'This algorithm may help find new antibiotics, cancer drugs'

In the search for new antibiotics and cancer drugs, scientists have developed a computer algorithm that reduces the chances of simply rediscovering known compounds.

The study, published in the journal Nature Communications, found a new means of searching vast repositories of compounds produced by microbes.

Researchers, including those from the Carnegie Mellon University in the US, were able to identify known compounds within the repository and eliminate them from further analysis.

They focussed on the unknown variants that might potentially be better or more efficient antibiotics, anticancer drugs or other pharmaceuticals.

In just a week, running on 100 computers, the algorithm, called Dereplicator+, identified over 5,000 promising, unknown compounds that merit further investigation, said Hosein Mohimani, an assistant professor at Carnegie Mellon University.

In the past, mass spectrometry data repositories have been underused because it was difficult to search through them and because those efforts to date have been plagued by high rates of rediscovery of known compounds, researchers said.
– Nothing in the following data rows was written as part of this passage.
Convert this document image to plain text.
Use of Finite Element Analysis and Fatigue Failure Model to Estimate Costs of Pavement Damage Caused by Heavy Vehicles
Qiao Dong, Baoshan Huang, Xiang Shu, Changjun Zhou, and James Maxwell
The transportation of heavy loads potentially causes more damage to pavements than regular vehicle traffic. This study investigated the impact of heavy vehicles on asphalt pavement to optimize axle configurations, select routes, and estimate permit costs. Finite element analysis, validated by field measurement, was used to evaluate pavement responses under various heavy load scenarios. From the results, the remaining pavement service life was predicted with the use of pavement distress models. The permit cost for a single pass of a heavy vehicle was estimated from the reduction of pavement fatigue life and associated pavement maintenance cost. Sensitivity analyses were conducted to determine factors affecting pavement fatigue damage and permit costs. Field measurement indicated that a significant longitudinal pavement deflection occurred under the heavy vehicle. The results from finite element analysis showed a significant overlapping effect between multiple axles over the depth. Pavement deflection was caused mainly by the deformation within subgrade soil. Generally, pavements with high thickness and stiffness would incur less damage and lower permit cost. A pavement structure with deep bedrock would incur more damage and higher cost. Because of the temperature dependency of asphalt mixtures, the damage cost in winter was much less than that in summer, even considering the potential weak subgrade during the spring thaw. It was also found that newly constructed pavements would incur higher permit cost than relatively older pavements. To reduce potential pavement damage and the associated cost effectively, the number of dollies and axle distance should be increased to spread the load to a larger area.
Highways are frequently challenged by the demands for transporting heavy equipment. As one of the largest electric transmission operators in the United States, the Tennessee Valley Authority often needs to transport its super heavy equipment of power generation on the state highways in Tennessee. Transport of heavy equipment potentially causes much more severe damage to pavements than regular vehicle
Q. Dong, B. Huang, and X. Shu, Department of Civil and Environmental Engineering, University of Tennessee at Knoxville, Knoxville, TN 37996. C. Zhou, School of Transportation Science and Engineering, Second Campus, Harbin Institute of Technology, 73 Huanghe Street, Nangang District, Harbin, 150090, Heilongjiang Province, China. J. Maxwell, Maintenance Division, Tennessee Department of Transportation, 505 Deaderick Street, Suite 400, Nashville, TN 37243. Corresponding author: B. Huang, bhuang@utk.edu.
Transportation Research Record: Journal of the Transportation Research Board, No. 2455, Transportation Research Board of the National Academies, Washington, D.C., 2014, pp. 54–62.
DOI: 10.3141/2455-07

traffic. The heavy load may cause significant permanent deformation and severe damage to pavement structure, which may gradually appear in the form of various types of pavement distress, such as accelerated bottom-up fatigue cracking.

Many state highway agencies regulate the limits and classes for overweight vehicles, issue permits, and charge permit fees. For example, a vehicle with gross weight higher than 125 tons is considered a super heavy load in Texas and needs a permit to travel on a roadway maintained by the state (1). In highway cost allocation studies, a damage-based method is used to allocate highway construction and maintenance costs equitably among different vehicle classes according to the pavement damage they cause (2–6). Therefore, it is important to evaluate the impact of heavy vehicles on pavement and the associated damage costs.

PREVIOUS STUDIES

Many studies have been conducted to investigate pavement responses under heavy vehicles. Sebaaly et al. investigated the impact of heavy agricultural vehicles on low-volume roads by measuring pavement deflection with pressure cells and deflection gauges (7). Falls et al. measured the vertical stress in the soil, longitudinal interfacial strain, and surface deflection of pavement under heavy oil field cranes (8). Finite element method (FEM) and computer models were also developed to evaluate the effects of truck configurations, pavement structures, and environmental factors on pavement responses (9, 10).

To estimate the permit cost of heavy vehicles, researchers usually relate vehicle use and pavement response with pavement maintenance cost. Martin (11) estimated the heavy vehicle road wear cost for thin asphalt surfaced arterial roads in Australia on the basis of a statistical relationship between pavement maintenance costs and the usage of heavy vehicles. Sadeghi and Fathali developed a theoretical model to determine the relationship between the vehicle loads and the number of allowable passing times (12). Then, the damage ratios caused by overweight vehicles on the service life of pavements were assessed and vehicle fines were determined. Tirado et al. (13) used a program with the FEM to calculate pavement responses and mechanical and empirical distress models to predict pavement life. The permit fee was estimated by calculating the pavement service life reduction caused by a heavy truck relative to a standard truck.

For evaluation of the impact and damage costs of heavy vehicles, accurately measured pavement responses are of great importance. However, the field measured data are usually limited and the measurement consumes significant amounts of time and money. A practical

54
"It is unbelievable how many times people have rediscovered penicillin," Mohimani said.

Analysing the compounds' mass spectra -- essentially, a measurement of the masses within a sample that has been ionised -- is a relatively inexpensive way of identifying possible new pharmaceuticals.

However, existing techniques were largely limited to peptides, which have simple structures such as chains and loops.

"We were only looking at the tip of the iceberg," Mohimani said.

To analyse the larger number of complex compounds that have entangled structures and numerous loops and branches, the researchers developed a method for predicting how a mass spectrometer would break apart the molecules.

Beginning with the weakest rings, the method simulated what would happen as the molecules came apart.

Using 5,000 known compounds and their mass spectra, they trained a computer model that could then be used to predict how other compounds would break down.

Mohimani said Dereplicator+ not only can identify known compounds that don't need to be investigated further, but it can also find less common variants of the known compounds that likely would go undetected within a sample.